Division of Clinical Pharmacology & Toxicology, University Hospital Basel, Schanzenstrasse 55, 4031 Basel, Switzerland; Department of Biomedicine, University of Basel, Hebelstrasse 20, 4031 Basel, Switzerland.
Basel Pharmacoepidemiology Unit, Division of Clinical Pharmacy and Epidemiology, University of Basel, St. Johanns-Vorstadt 27, 4031 Basel, Switzerland; Hospital Pharmacy, University Hospital Basel, Spitalstrasse 26, 4031 Basel, Switzerland.
Eur J Intern Med. 2019 Oct;68:36-43. doi: 10.1016/j.ejim.2019.07.029. Epub 2019 Aug 3.
Reports of metamizole-induced neutropenia have increased in Switzerland and Germany over the last decades, most likely reflecting increased use of metamizole. To date, there are no effective strategies to identify patients at increased risk of metamizole-induced neutropenia. In this observational, multi-center comparative study, characteristics of patients with metamizole-associated neutropenia were compared with patients treated with metamizole without developing adverse hematological reactions. Patients with metamizole-induced neutropenia treated at the University Hospitals Basel and Bern between 2005 and 2017 were included. Tolerant comparison patients with continuous metamizole treatment (≥500 mg/day for at least 28 days) were recruited from GP offices and community pharmacies. Forty-eight patients with metamizole-induced neutropenia, consisting of 23 and 25 cases with inpatient-acquired and outpatient-acquired neutropenia, respectively, were compared to 39 metamizole tolerant comparison patients. Median latency until first diagnosis of neutropenia was 6 days (1-61 days) in inpatient cases and 19 days (2-204 days) in outpatient cases. There was no association between non-myelotoxic and non-immunosuppressive co-medication (p = .6627), history of drug allergy (p = .1304), and preexisting auto-immune diseases (p = .2313) and the development of metamizole-induced neutropenia. Our results suggest that autoimmune diseases, history of drug allergy, and concomitant treatment with non-myelotoxic and non-immunosuppressive drugs are likely not individual risk factors for metamizole-associated neutropenia.
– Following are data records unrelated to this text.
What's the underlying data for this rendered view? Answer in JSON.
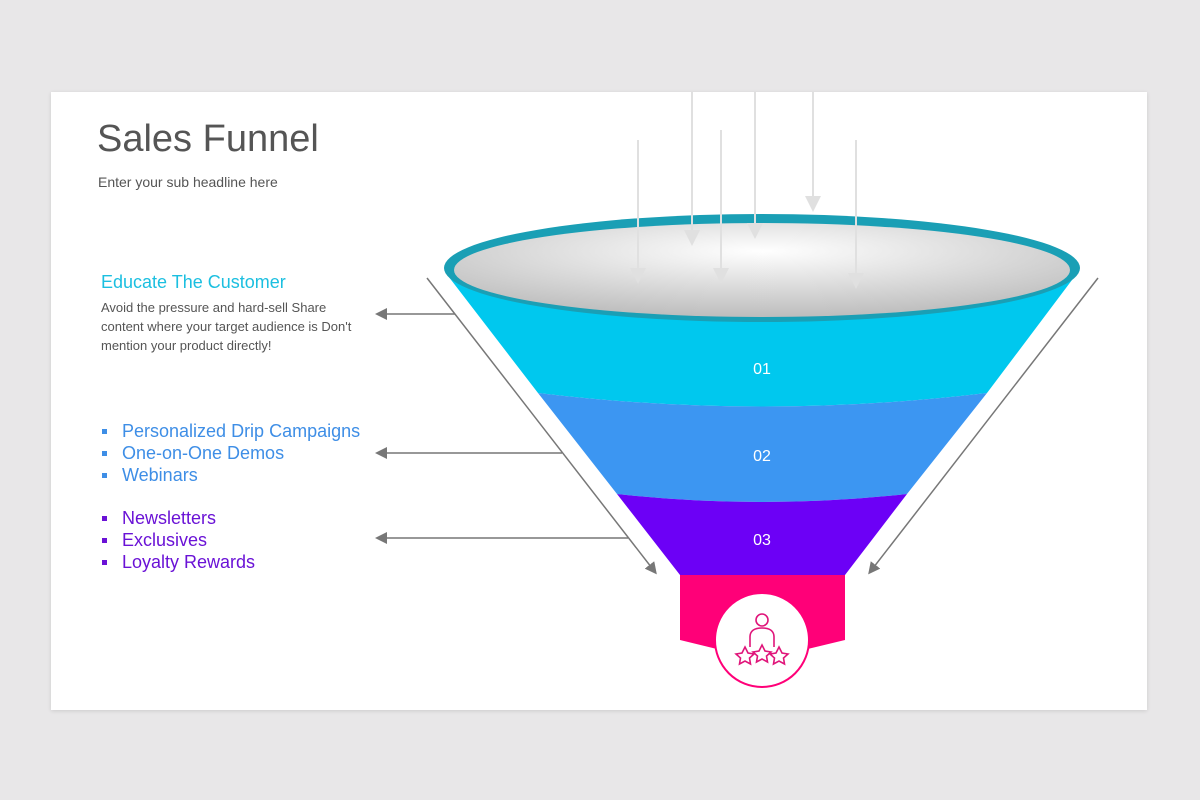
{
  "title": "Sales Funnel",
  "subtitle": "Enter your sub headline here",
  "educate": {
    "heading": "Educate The Customer",
    "body": "Avoid the pressure and hard-sell Share content where your target audience is Don't mention your product directly!"
  },
  "list_blue": [
    "Personalized Drip Campaigns",
    "One-on-One Demos",
    "Webinars"
  ],
  "list_purple": [
    "Newsletters",
    "Exclusives",
    "Loyalty Rewards"
  ],
  "stages": [
    {
      "label": "01",
      "color": "#00c8ee"
    },
    {
      "label": "02",
      "color": "#3c96f2"
    },
    {
      "label": "03",
      "color": "#6c00f6"
    }
  ],
  "bottom": {
    "color": "#ff0078",
    "icon": "customer-rating-icon"
  }
}
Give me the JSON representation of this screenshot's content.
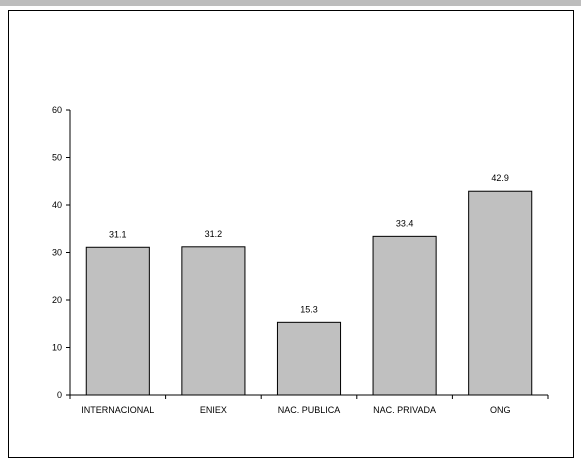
{
  "chart_data": {
    "type": "bar",
    "title": "",
    "xlabel": "",
    "ylabel": "",
    "categories": [
      "INTERNACIONAL",
      "ENIEX",
      "NAC. PUBLICA",
      "NAC. PRIVADA",
      "ONG"
    ],
    "values": [
      31.1,
      31.2,
      15.3,
      33.4,
      42.9
    ],
    "data_labels": [
      "31.1",
      "31.2",
      "15.3",
      "33.4",
      "42.9"
    ],
    "ylim": [
      0,
      60
    ],
    "yticks": [
      0,
      10,
      20,
      30,
      40,
      50,
      60
    ],
    "grid": false,
    "legend": "none",
    "colors": {
      "bar_fill": "#c0c0c0",
      "bar_stroke": "#000000",
      "top_band": "#bdbdbd"
    }
  }
}
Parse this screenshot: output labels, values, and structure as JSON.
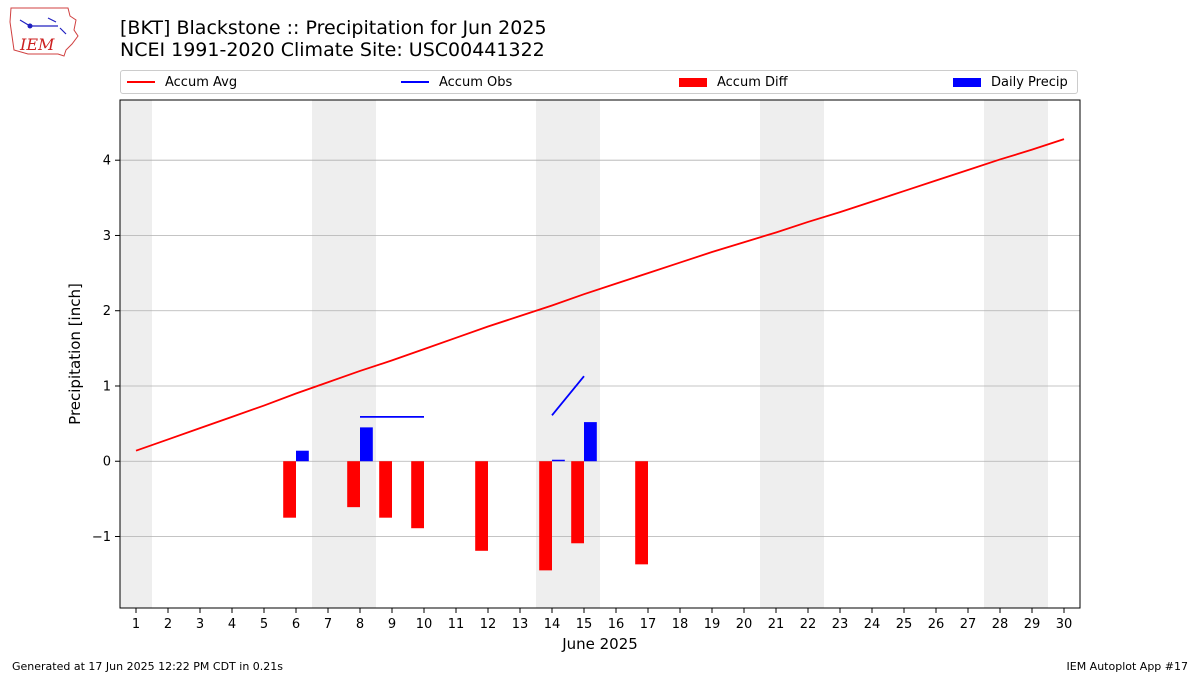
{
  "logo": {
    "text": "IEM"
  },
  "header": {
    "title_line1": "[BKT] Blackstone :: Precipitation for Jun 2025",
    "title_line2": "NCEI 1991-2020 Climate Site: USC00441322"
  },
  "legend": {
    "items": [
      {
        "label": "Accum Avg",
        "kind": "line",
        "color": "#ff0000"
      },
      {
        "label": "Accum Obs",
        "kind": "line",
        "color": "#0000ff"
      },
      {
        "label": "Accum Diff",
        "kind": "box",
        "color": "#ff0000"
      },
      {
        "label": "Daily Precip",
        "kind": "box",
        "color": "#0000ff"
      }
    ]
  },
  "footer": {
    "left": "Generated at 17 Jun 2025 12:22 PM CDT in 0.21s",
    "right": "IEM Autoplot App #17"
  },
  "chart_data": {
    "type": "bar",
    "title": "[BKT] Blackstone :: Precipitation for Jun 2025",
    "subtitle": "NCEI 1991-2020 Climate Site: USC00441322",
    "xlabel": "June 2025",
    "ylabel": "Precipitation [inch]",
    "xlim": [
      0.5,
      30.5
    ],
    "ylim": [
      -1.95,
      4.8
    ],
    "yticks": [
      -1,
      0,
      1,
      2,
      3,
      4
    ],
    "ytick_labels": [
      "−1",
      "0",
      "1",
      "2",
      "3",
      "4"
    ],
    "xticks": [
      1,
      2,
      3,
      4,
      5,
      6,
      7,
      8,
      9,
      10,
      11,
      12,
      13,
      14,
      15,
      16,
      17,
      18,
      19,
      20,
      21,
      22,
      23,
      24,
      25,
      26,
      27,
      28,
      29,
      30
    ],
    "grid": "horizontal",
    "legend_position": "top",
    "weekend_shading": [
      [
        0.5,
        1.5
      ],
      [
        6.5,
        8.5
      ],
      [
        13.5,
        15.5
      ],
      [
        20.5,
        22.5
      ],
      [
        27.5,
        29.5
      ]
    ],
    "colors": {
      "avg": "#ff0000",
      "obs": "#0000ff",
      "diff": "#ff0000",
      "precip": "#0000ff",
      "shade": "#eeeeee",
      "grid": "#b0b0b0"
    },
    "series": [
      {
        "name": "Accum Avg",
        "type": "line",
        "x": [
          1,
          2,
          3,
          4,
          5,
          6,
          7,
          8,
          9,
          10,
          11,
          12,
          13,
          14,
          15,
          16,
          17,
          18,
          19,
          20,
          21,
          22,
          23,
          24,
          25,
          26,
          27,
          28,
          29,
          30
        ],
        "values": [
          0.14,
          0.29,
          0.44,
          0.59,
          0.74,
          0.9,
          1.05,
          1.2,
          1.34,
          1.49,
          1.64,
          1.79,
          1.93,
          2.07,
          2.22,
          2.36,
          2.5,
          2.64,
          2.78,
          2.91,
          3.04,
          3.18,
          3.31,
          3.45,
          3.59,
          3.73,
          3.87,
          4.01,
          4.14,
          4.28
        ]
      },
      {
        "name": "Accum Obs",
        "type": "line",
        "segments": [
          {
            "x": [
              8,
              9,
              10
            ],
            "values": [
              0.59,
              0.59,
              0.59
            ]
          },
          {
            "x": [
              14,
              15
            ],
            "values": [
              0.61,
              1.13
            ]
          }
        ]
      },
      {
        "name": "Accum Diff",
        "type": "bar",
        "x": [
          6,
          8,
          9,
          10,
          12,
          14,
          15,
          17
        ],
        "values": [
          -0.75,
          -0.61,
          -0.75,
          -0.89,
          -1.19,
          -1.45,
          -1.09,
          -1.37
        ]
      },
      {
        "name": "Daily Precip",
        "type": "bar",
        "x": [
          6,
          8,
          14,
          15
        ],
        "values": [
          0.14,
          0.45,
          0.02,
          0.52
        ]
      }
    ]
  }
}
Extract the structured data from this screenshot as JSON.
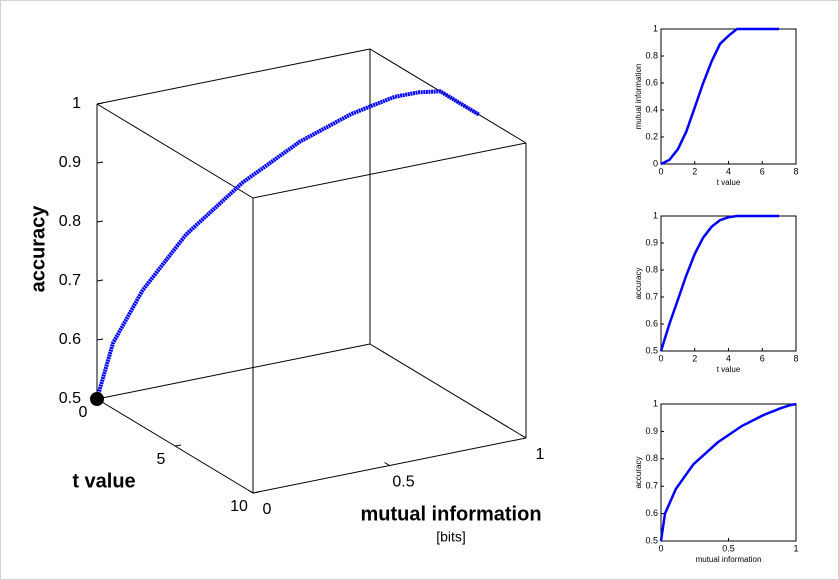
{
  "chart_data": [
    {
      "type": "line3d",
      "color": "#0000ff",
      "start_marker_color": "#000000",
      "xlabel": "mutual information",
      "xlabel_sub": "[bits]",
      "ylabel": "t value",
      "zlabel": "accuracy",
      "x": [
        0,
        0.03,
        0.11,
        0.24,
        0.42,
        0.6,
        0.76,
        0.89,
        0.95,
        1,
        1,
        1,
        1,
        1,
        1
      ],
      "y": [
        0,
        0.5,
        1,
        1.5,
        2,
        2.5,
        3,
        3.5,
        4,
        4.5,
        5,
        5.5,
        6,
        6.5,
        7
      ],
      "z": [
        0.5,
        0.6,
        0.69,
        0.78,
        0.86,
        0.92,
        0.96,
        0.985,
        0.995,
        1,
        1,
        1,
        1,
        1,
        1
      ],
      "xlim": [
        0,
        1
      ],
      "xticks": [
        0,
        0.5,
        1
      ],
      "ylim": [
        0,
        10
      ],
      "yticks": [
        0,
        5,
        10
      ],
      "zlim": [
        0.5,
        1
      ],
      "zticks": [
        0.5,
        0.6,
        0.7,
        0.8,
        0.9,
        1
      ]
    },
    {
      "type": "line",
      "color": "#0000ff",
      "xlabel": "t value",
      "ylabel": "mutual information",
      "x": [
        0,
        0.5,
        1,
        1.5,
        2,
        2.5,
        3,
        3.5,
        4,
        4.5,
        5,
        5.5,
        6,
        6.5,
        7
      ],
      "values": [
        0,
        0.03,
        0.11,
        0.24,
        0.42,
        0.6,
        0.76,
        0.89,
        0.95,
        1,
        1,
        1,
        1,
        1,
        1
      ],
      "xlim": [
        0,
        8
      ],
      "xticks": [
        0,
        2,
        4,
        6,
        8
      ],
      "ylim": [
        0,
        1
      ],
      "yticks": [
        0,
        0.2,
        0.4,
        0.6,
        0.8,
        1
      ]
    },
    {
      "type": "line",
      "color": "#0000ff",
      "xlabel": "t value",
      "ylabel": "accuracy",
      "x": [
        0,
        0.5,
        1,
        1.5,
        2,
        2.5,
        3,
        3.5,
        4,
        4.5,
        5,
        5.5,
        6,
        6.5,
        7
      ],
      "values": [
        0.5,
        0.6,
        0.69,
        0.78,
        0.86,
        0.92,
        0.96,
        0.985,
        0.995,
        1,
        1,
        1,
        1,
        1,
        1
      ],
      "xlim": [
        0,
        8
      ],
      "xticks": [
        0,
        2,
        4,
        6,
        8
      ],
      "ylim": [
        0.5,
        1
      ],
      "yticks": [
        0.5,
        0.6,
        0.7,
        0.8,
        0.9,
        1
      ]
    },
    {
      "type": "line",
      "color": "#0000ff",
      "xlabel": "mutual information",
      "ylabel": "accuracy",
      "x": [
        0,
        0.03,
        0.11,
        0.24,
        0.42,
        0.6,
        0.76,
        0.89,
        0.95,
        1
      ],
      "values": [
        0.5,
        0.6,
        0.69,
        0.78,
        0.86,
        0.92,
        0.96,
        0.985,
        0.995,
        1
      ],
      "xlim": [
        0,
        1
      ],
      "xticks": [
        0,
        0.5,
        1
      ],
      "ylim": [
        0.5,
        1
      ],
      "yticks": [
        0.5,
        0.6,
        0.7,
        0.8,
        0.9,
        1
      ]
    }
  ]
}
在过去几十年中,瑞士和德国的报道称,使用麦角胺引起的中性粒细胞减少症有所增加,这很可能反映了麦角胺使用的增加。迄今为止,尚无有效的策略可以确定易发生麦角胺引起的中性粒细胞减少症的患者。在这项观察性、多中心比较研究中,比较了麦角胺相关性中性粒细胞减少症患者与未发生不良血液学反应的麦角胺治疗患者的特征。在 2005 年至 2017 年间,巴塞尔和伯尔尼大学医院收治了麦角胺诱导性中性粒细胞减少症的患者。从全科医生办公室和社区药房招募了接受连续麦角胺治疗(至少 500mg/天,至少 28 天)的耐麦角胺比较患者。将 48 例麦角胺诱导性中性粒细胞减少症患者(分别为 23 例和 25 例分别为住院获得性和门诊获得性中性粒细胞减少症)与 39 例麦角胺耐受比较患者进行比较。住院中性粒细胞减少症患者的潜伏期中位数为 6 天(1-61 天),门诊中性粒细胞减少症患者的潜伏期中位数为 19 天(2-204 天)。非骨髓毒性和非免疫抑制性联合用药(p=0.6627)、药物过敏史(p=0.1304)和自身免疫性疾病史(p=0.2313)与麦角胺诱导的中性粒细胞减少症的发生之间没有关联。我们的结果表明,自身免疫性疾病、药物过敏史和非骨髓毒性和非免疫抑制性药物的联合治疗可能不是麦角胺相关性中性粒细胞减少症的个体危险因素。